A los pocos años el dinero comenzó a volverse escaso, fueron cayendo los billetes uno a uno como las hojas del Roble al aproximarse el invierno, consumidos por los caprichos de Isabel quién lenta e inexorablemente fue exigiendo más y más, tal vez por considerar falso todo lo que le daba su marido, o bien por el vacío que provoca la búsqueda de felicidad, que al entenderla así, se vuelve un pez entre las manos, cuando en realidad es dócil y fácil, tal como amar a tus hermanos.
La bella madre en tanto, que de bella conservaba solo lo que le correspondía a su cada vez más avanzada edad, comenzó a ocultar sus canas, se enfajó e hizo nuevas amistades intentando con esto bajarse del inexorable tren de la vida y para retener a su lado al maestro de equitación, hizo aumentar su mesada para sentirse intacta, en su ya desgastada ilusión.
En las medianías del otoño de esta historia, era previsible que el roble quedaría sin hojas si es que no se hacía algo al llegar el miserable invierno, pues el joven sin si quiera intentar explotar sus talentos, comenzó a restringir los gastos como pudo, lo que solo aletargó lo inevitable. Isabel sospechaba, la madre cada vez más preocupada y el maestro sigilosamente feliz, hacía de las suyas en los recovecos de la mansión, con una tal Beatriz.
Tres hijos en cuatro años contaba la pareja, el joven aumentó su frente e Isabel su contextura -te ves igualmente hermosa- le dijo con justa y objetiva razón una amiga al verla deprimida a la salida de la iglesia un día, floja en los quehaceres, ni cambiar los pañales sabía.
La verdad se aproximó en silencio y atacó rápido, como una serpiente que asecha y espera el momento de mayor debilidad de su presa para engullirla y embobada en una realidad que se caía a pedazos, Isabel indefensa no contaba ni con lo que ella creía era su belleza, ni con su batallón de criadas, ni con la escopeta de billetes de su marido, quién quebrado y ahora no tan joven, divisó perplejo el fin del camino.
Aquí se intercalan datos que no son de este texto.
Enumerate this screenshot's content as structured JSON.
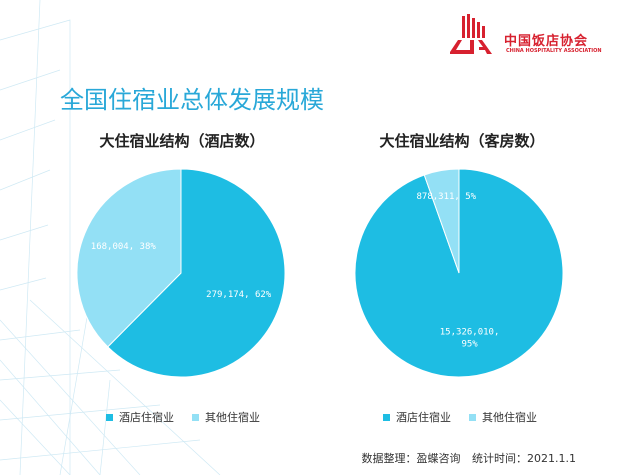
{
  "logo": {
    "name_cn": "中国饭店协会",
    "name_en": "CHINA HOSPITALITY ASSOCIATION"
  },
  "page": {
    "title": "全国住宿业总体发展规模"
  },
  "footer": {
    "source": "数据整理：盈蝶咨询",
    "date": "统计时间：2021.1.1"
  },
  "colors": {
    "primary_slice": "#1ebde3",
    "secondary_slice": "#93e0f5",
    "title_blue": "#29a8d8",
    "logo_red": "#d7212f"
  },
  "chart_data": [
    {
      "type": "pie",
      "title": "大住宿业结构（酒店数）",
      "series": [
        {
          "name": "酒店住宿业",
          "value": 279174,
          "label": "279,174, 62%",
          "color": "#1ebde3"
        },
        {
          "name": "其他住宿业",
          "value": 168004,
          "label": "168,004, 38%",
          "color": "#93e0f5"
        }
      ],
      "legend": [
        "酒店住宿业",
        "其他住宿业"
      ],
      "legend_position": "bottom"
    },
    {
      "type": "pie",
      "title": "大住宿业结构（客房数）",
      "series": [
        {
          "name": "酒店住宿业",
          "value": 15326010,
          "label": "15,326,010, 95%",
          "color": "#1ebde3"
        },
        {
          "name": "其他住宿业",
          "value": 878311,
          "label": "878,311, 5%",
          "color": "#93e0f5"
        }
      ],
      "legend": [
        "酒店住宿业",
        "其他住宿业"
      ],
      "legend_position": "bottom"
    }
  ]
}
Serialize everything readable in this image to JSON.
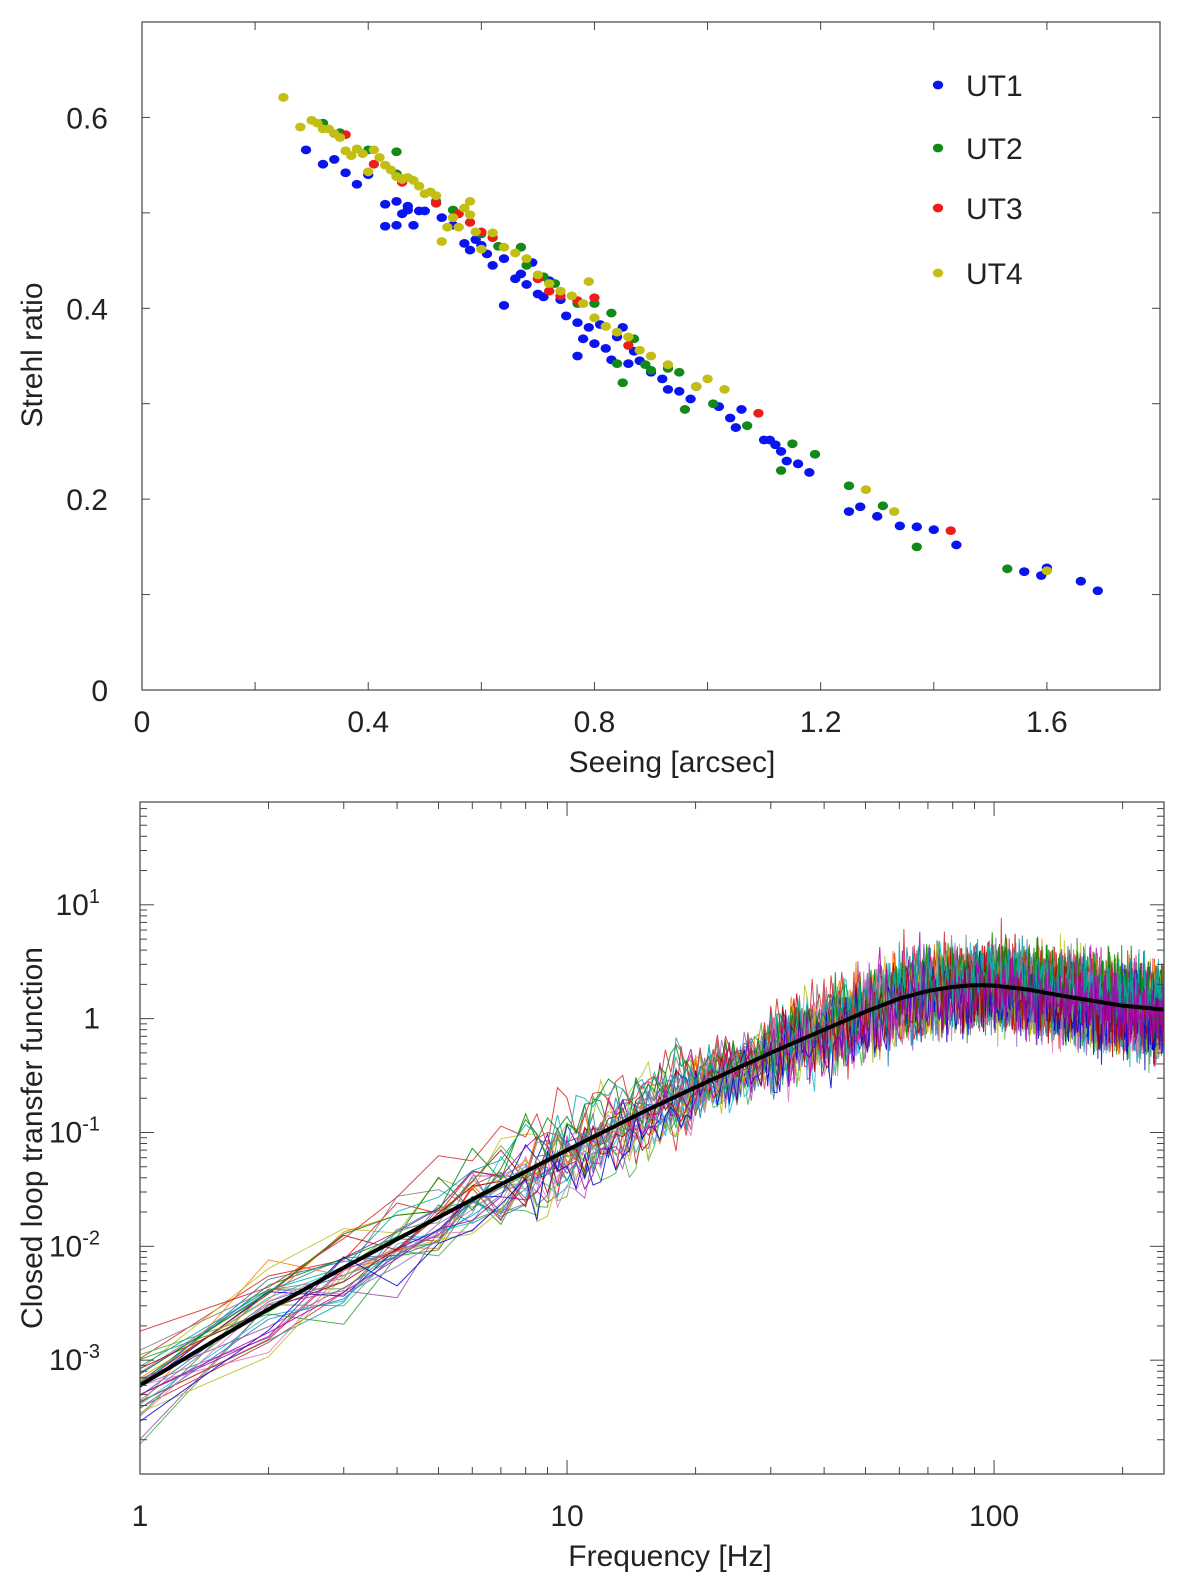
{
  "chart_data": [
    {
      "type": "scatter",
      "title": "",
      "xlabel": "Seeing [arcsec]",
      "ylabel": "Strehl ratio",
      "xlim": [
        0,
        1.8
      ],
      "ylim": [
        0,
        0.7
      ],
      "xticks": [
        0,
        0.4,
        0.8,
        1.2,
        1.6
      ],
      "xtick_labels": [
        "0",
        "0.4",
        "0.8",
        "1.2",
        "1.6"
      ],
      "yticks": [
        0,
        0.2,
        0.4,
        0.6
      ],
      "ytick_labels": [
        "0",
        "0.2",
        "0.4",
        "0.6"
      ],
      "legend_position": "top-right",
      "series": [
        {
          "name": "UT1",
          "color": "#0a14f0",
          "points": [
            [
              0.29,
              0.566
            ],
            [
              0.32,
              0.551
            ],
            [
              0.34,
              0.556
            ],
            [
              0.36,
              0.542
            ],
            [
              0.38,
              0.53
            ],
            [
              0.4,
              0.54
            ],
            [
              0.43,
              0.509
            ],
            [
              0.43,
              0.486
            ],
            [
              0.45,
              0.512
            ],
            [
              0.45,
              0.487
            ],
            [
              0.46,
              0.499
            ],
            [
              0.47,
              0.507
            ],
            [
              0.47,
              0.503
            ],
            [
              0.48,
              0.487
            ],
            [
              0.49,
              0.502
            ],
            [
              0.5,
              0.502
            ],
            [
              0.53,
              0.495
            ],
            [
              0.55,
              0.487
            ],
            [
              0.57,
              0.468
            ],
            [
              0.58,
              0.461
            ],
            [
              0.59,
              0.472
            ],
            [
              0.6,
              0.466
            ],
            [
              0.61,
              0.457
            ],
            [
              0.62,
              0.445
            ],
            [
              0.64,
              0.452
            ],
            [
              0.64,
              0.403
            ],
            [
              0.66,
              0.431
            ],
            [
              0.67,
              0.436
            ],
            [
              0.68,
              0.425
            ],
            [
              0.69,
              0.448
            ],
            [
              0.7,
              0.415
            ],
            [
              0.71,
              0.412
            ],
            [
              0.72,
              0.429
            ],
            [
              0.74,
              0.409
            ],
            [
              0.75,
              0.392
            ],
            [
              0.77,
              0.385
            ],
            [
              0.77,
              0.35
            ],
            [
              0.78,
              0.368
            ],
            [
              0.79,
              0.38
            ],
            [
              0.8,
              0.363
            ],
            [
              0.81,
              0.383
            ],
            [
              0.82,
              0.358
            ],
            [
              0.83,
              0.346
            ],
            [
              0.84,
              0.37
            ],
            [
              0.85,
              0.38
            ],
            [
              0.86,
              0.342
            ],
            [
              0.87,
              0.355
            ],
            [
              0.88,
              0.345
            ],
            [
              0.9,
              0.333
            ],
            [
              0.92,
              0.326
            ],
            [
              0.93,
              0.315
            ],
            [
              0.95,
              0.313
            ],
            [
              0.97,
              0.305
            ],
            [
              0.98,
              0.318
            ],
            [
              1.02,
              0.297
            ],
            [
              1.04,
              0.285
            ],
            [
              1.05,
              0.275
            ],
            [
              1.06,
              0.294
            ],
            [
              1.1,
              0.262
            ],
            [
              1.11,
              0.262
            ],
            [
              1.12,
              0.257
            ],
            [
              1.13,
              0.25
            ],
            [
              1.14,
              0.24
            ],
            [
              1.16,
              0.237
            ],
            [
              1.18,
              0.228
            ],
            [
              1.25,
              0.187
            ],
            [
              1.27,
              0.192
            ],
            [
              1.3,
              0.182
            ],
            [
              1.34,
              0.172
            ],
            [
              1.37,
              0.171
            ],
            [
              1.4,
              0.168
            ],
            [
              1.44,
              0.152
            ],
            [
              1.56,
              0.124
            ],
            [
              1.59,
              0.12
            ],
            [
              1.6,
              0.128
            ],
            [
              1.66,
              0.114
            ],
            [
              1.69,
              0.104
            ]
          ]
        },
        {
          "name": "UT2",
          "color": "#118a1a",
          "points": [
            [
              0.32,
              0.594
            ],
            [
              0.35,
              0.584
            ],
            [
              0.4,
              0.566
            ],
            [
              0.45,
              0.564
            ],
            [
              0.45,
              0.541
            ],
            [
              0.52,
              0.512
            ],
            [
              0.55,
              0.503
            ],
            [
              0.6,
              0.478
            ],
            [
              0.63,
              0.465
            ],
            [
              0.67,
              0.464
            ],
            [
              0.68,
              0.445
            ],
            [
              0.71,
              0.433
            ],
            [
              0.73,
              0.426
            ],
            [
              0.77,
              0.405
            ],
            [
              0.8,
              0.405
            ],
            [
              0.83,
              0.395
            ],
            [
              0.84,
              0.342
            ],
            [
              0.85,
              0.322
            ],
            [
              0.87,
              0.368
            ],
            [
              0.89,
              0.341
            ],
            [
              0.9,
              0.335
            ],
            [
              0.93,
              0.337
            ],
            [
              0.95,
              0.333
            ],
            [
              0.96,
              0.294
            ],
            [
              1.01,
              0.3
            ],
            [
              1.07,
              0.277
            ],
            [
              1.13,
              0.23
            ],
            [
              1.15,
              0.258
            ],
            [
              1.19,
              0.247
            ],
            [
              1.25,
              0.214
            ],
            [
              1.31,
              0.193
            ],
            [
              1.37,
              0.15
            ],
            [
              1.53,
              0.127
            ]
          ]
        },
        {
          "name": "UT3",
          "color": "#ee1c1c",
          "points": [
            [
              0.36,
              0.582
            ],
            [
              0.41,
              0.551
            ],
            [
              0.46,
              0.532
            ],
            [
              0.52,
              0.51
            ],
            [
              0.56,
              0.499
            ],
            [
              0.58,
              0.49
            ],
            [
              0.6,
              0.48
            ],
            [
              0.62,
              0.474
            ],
            [
              0.7,
              0.431
            ],
            [
              0.72,
              0.418
            ],
            [
              0.74,
              0.413
            ],
            [
              0.77,
              0.408
            ],
            [
              0.8,
              0.411
            ],
            [
              0.86,
              0.361
            ],
            [
              1.09,
              0.29
            ],
            [
              1.43,
              0.167
            ]
          ]
        },
        {
          "name": "UT4",
          "color": "#c2be14",
          "points": [
            [
              0.25,
              0.621
            ],
            [
              0.28,
              0.59
            ],
            [
              0.3,
              0.597
            ],
            [
              0.31,
              0.594
            ],
            [
              0.32,
              0.588
            ],
            [
              0.33,
              0.588
            ],
            [
              0.34,
              0.583
            ],
            [
              0.35,
              0.579
            ],
            [
              0.36,
              0.565
            ],
            [
              0.37,
              0.56
            ],
            [
              0.38,
              0.567
            ],
            [
              0.39,
              0.562
            ],
            [
              0.4,
              0.543
            ],
            [
              0.41,
              0.566
            ],
            [
              0.42,
              0.558
            ],
            [
              0.43,
              0.55
            ],
            [
              0.44,
              0.545
            ],
            [
              0.45,
              0.538
            ],
            [
              0.46,
              0.535
            ],
            [
              0.47,
              0.537
            ],
            [
              0.48,
              0.534
            ],
            [
              0.49,
              0.528
            ],
            [
              0.5,
              0.52
            ],
            [
              0.51,
              0.522
            ],
            [
              0.52,
              0.518
            ],
            [
              0.53,
              0.47
            ],
            [
              0.54,
              0.485
            ],
            [
              0.55,
              0.495
            ],
            [
              0.56,
              0.485
            ],
            [
              0.57,
              0.505
            ],
            [
              0.58,
              0.498
            ],
            [
              0.59,
              0.48
            ],
            [
              0.6,
              0.462
            ],
            [
              0.62,
              0.479
            ],
            [
              0.64,
              0.464
            ],
            [
              0.66,
              0.458
            ],
            [
              0.68,
              0.452
            ],
            [
              0.7,
              0.435
            ],
            [
              0.72,
              0.426
            ],
            [
              0.74,
              0.418
            ],
            [
              0.76,
              0.413
            ],
            [
              0.78,
              0.405
            ],
            [
              0.8,
              0.39
            ],
            [
              0.82,
              0.381
            ],
            [
              0.84,
              0.375
            ],
            [
              0.86,
              0.37
            ],
            [
              0.88,
              0.356
            ],
            [
              0.9,
              0.35
            ],
            [
              0.93,
              0.341
            ],
            [
              0.98,
              0.318
            ],
            [
              1.0,
              0.326
            ],
            [
              1.03,
              0.315
            ],
            [
              1.28,
              0.21
            ],
            [
              1.33,
              0.187
            ],
            [
              1.6,
              0.125
            ],
            [
              0.58,
              0.512
            ],
            [
              0.46,
              0.536
            ],
            [
              0.79,
              0.428
            ]
          ]
        }
      ]
    },
    {
      "type": "line",
      "title": "",
      "xlabel": "Frequency [Hz]",
      "ylabel": "Closed loop transfer function",
      "xscale": "log",
      "yscale": "log",
      "xlim": [
        1,
        250
      ],
      "ylim": [
        0.0001,
        80
      ],
      "xtick_labels": [
        "1",
        "10",
        "100"
      ],
      "xticks": [
        1,
        10,
        100
      ],
      "ytick_labels": [
        {
          "base": "10",
          "exp": "1"
        },
        {
          "base": "1",
          "exp": ""
        },
        {
          "base": "10",
          "exp": "-1"
        },
        {
          "base": "10",
          "exp": "-2"
        },
        {
          "base": "10",
          "exp": "-3"
        }
      ],
      "yticks": [
        10,
        1,
        0.1,
        0.01,
        0.001
      ],
      "model_curve": {
        "name": "mean",
        "color": "#000000",
        "x": [
          1,
          1.5,
          2,
          3,
          5,
          7,
          10,
          15,
          20,
          30,
          40,
          50,
          60,
          70,
          80,
          90,
          100,
          120,
          150,
          200,
          250
        ],
        "y": [
          0.0006,
          0.0015,
          0.0028,
          0.0065,
          0.018,
          0.035,
          0.07,
          0.15,
          0.25,
          0.5,
          0.8,
          1.15,
          1.5,
          1.75,
          1.9,
          1.97,
          1.95,
          1.8,
          1.55,
          1.3,
          1.2
        ]
      },
      "measured_curves": {
        "count": 36,
        "colors": [
          "#e41a1c",
          "#377eb8",
          "#4daf4a",
          "#984ea3",
          "#ff7f00",
          "#17becf",
          "#1f77b4",
          "#d62728",
          "#2ca02c",
          "#9467bd",
          "#bcbd22",
          "#e377c2",
          "#7f7f7f",
          "#0000cc",
          "#008800",
          "#aa0000",
          "#00aaaa",
          "#aa00aa"
        ],
        "description": "individual measured transfer functions scattered around the mean curve"
      }
    }
  ]
}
La madre ya no pudo sostener el romance con su maestro de equitación, quien fue el primero en abandonar el bote cual rata cobarde -y es que ya no hay caballos para la excusa- le dijo a la madre cerrándole un ojo y esta sin remedio corrió al amparo de su hijo. Para Isabel esto fue la gota que derramó la leche y tomando las joyas que le quedan, las pieles más finas, sus perfumes, maquillajes, espejo e hijos, pidió socorro a su padre quién indignado mandó un carruaje al rescate. El joven no lo podía creer, de ser un millonario felizmente casado y nada de feo, quedó solo en compañía de su madre, con poco pelo y escasos recursos económicos. Que le servirían a cualquier persona inteligente para emprender una buena empresa y con un poco de suerte salir dignamente adelante, pues nuestro joven y su madre sin amante, cayeron sin retorno, en la depresión más abismante.
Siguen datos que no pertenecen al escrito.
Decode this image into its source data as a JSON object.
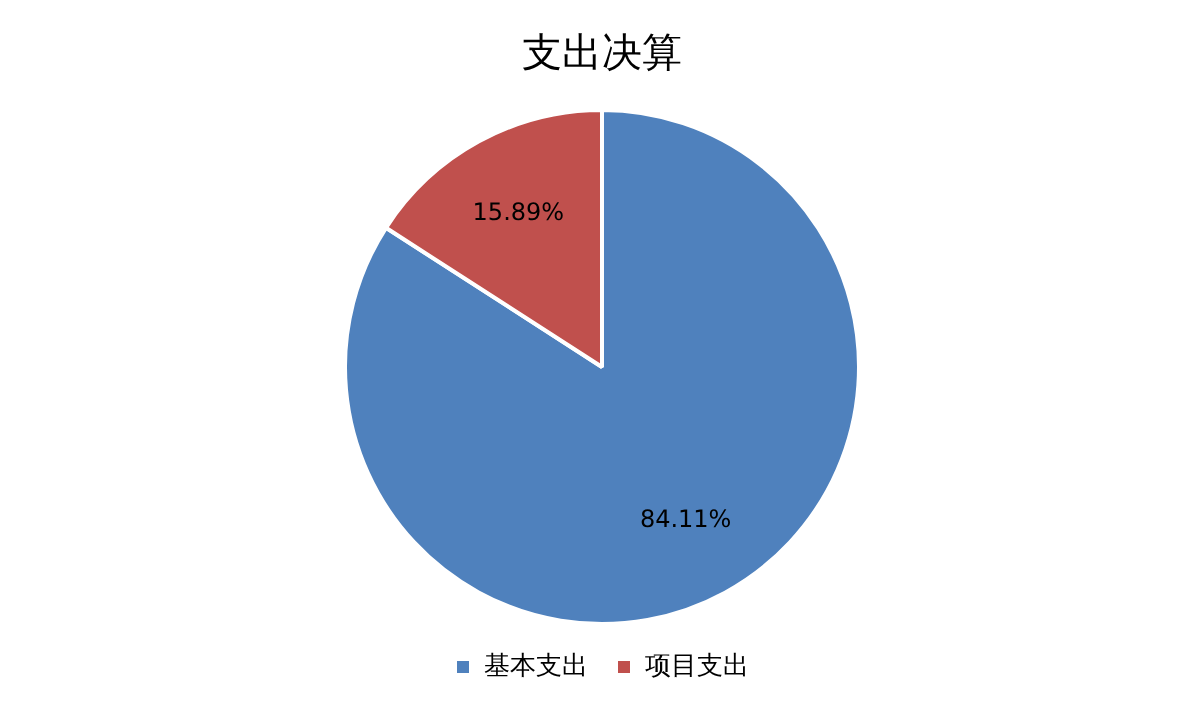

La estatua en tanto, seguía intacta en el parque de los Arezavala, perpetua y a su vez hermosa como lo fue Isabel, esta la mandó tapizar con hiedras para olvidar lo bella que fue y lo feliz que pudo haber sido si es que el ollón de oro de su ex marido hubiese sido infinito. Y así quedó, oculta en eterna belleza hasta que un día, muchísimos años después, un jardinero municipal la descubrió y presentó nuevamente en sociedad. "Gran descubrimiento en la Plaza de la Ilusión" tituló un diario, el matinal entrevistó en vivo al jardinero, la municipalidad mandó poner una placa y la plaza se puso de moda. Acudieron a ella hermosas madres primerizas quienes rodeando la pequeña estatua de Isabel, veían dichosas y en cámara lenta sus hijos crecer y a medida que pasó el tiempo, fueron las criadas las que llevaron a los hijos, los que luego comenzaron a ir solos y cada vez más tarde, tuvieron ahí sus primeros romances y borracheras. La plaza entonces pasó a ser una más entre muchas y la pequeña estatua de Isabel quedó nuevamente oculta a los ojos de los transeúntes y es que no representa absolutamente nada, salvo a la una vez muy hermosa, Isabel Arezavala.